Не дожидаясь приказа, двое передних всадников спешились и поползли на разведку. Китти напряглась всем телом в страхе, что малейшее движение может спровоцировать огонь, который уничтожит весь отряд.
Но вместо грохота выстрелов она вдруг услышала радостные крики. До ее слуха донеслись отдельные слова – кто-то просил их поспешить и как можно скорее привести доктора.
Чьи-то руки рывком сняли ее с седла – это точно был не Тревис. Он уже скрылся где-то впереди. Незнакомый солдат тащил ее в ту же сторону, где на поляне его товарищи споро разжигали костер. Послышались стоны, и в следующий момент она замерла от ужаса при виде освещенной высоко взметнувшимся пламенем картины.
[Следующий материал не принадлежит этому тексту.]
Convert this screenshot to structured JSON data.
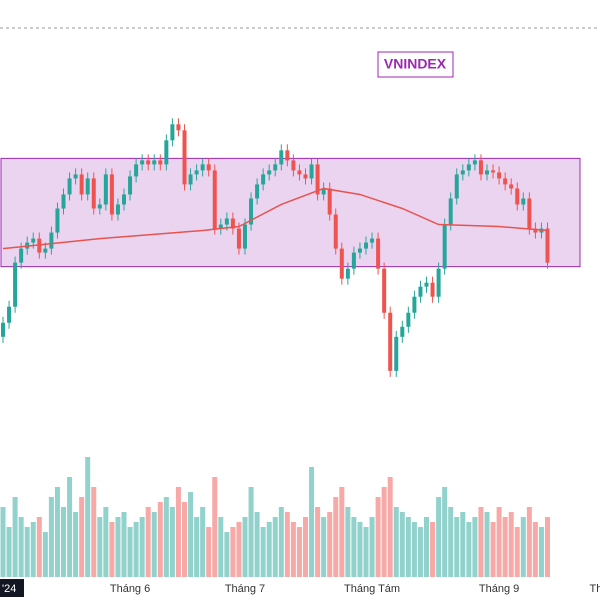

В одном ряду лежали пять или шесть трупов, вместо лиц – кровавое месиво, из развороченных тел на землю вывалены еще дымящиеся петли кишок. Ее потащили дальше, туда, где сидел прислоненный к стволу дерева паренек не старше семнадцати-восемнадцати лет. Словно в кошмарном сне Китти увидела его левое глазное яблоко, свисавшее из истекающей кровью глазной впадины. Раненый был в состоянии шока и приглушенно стонал.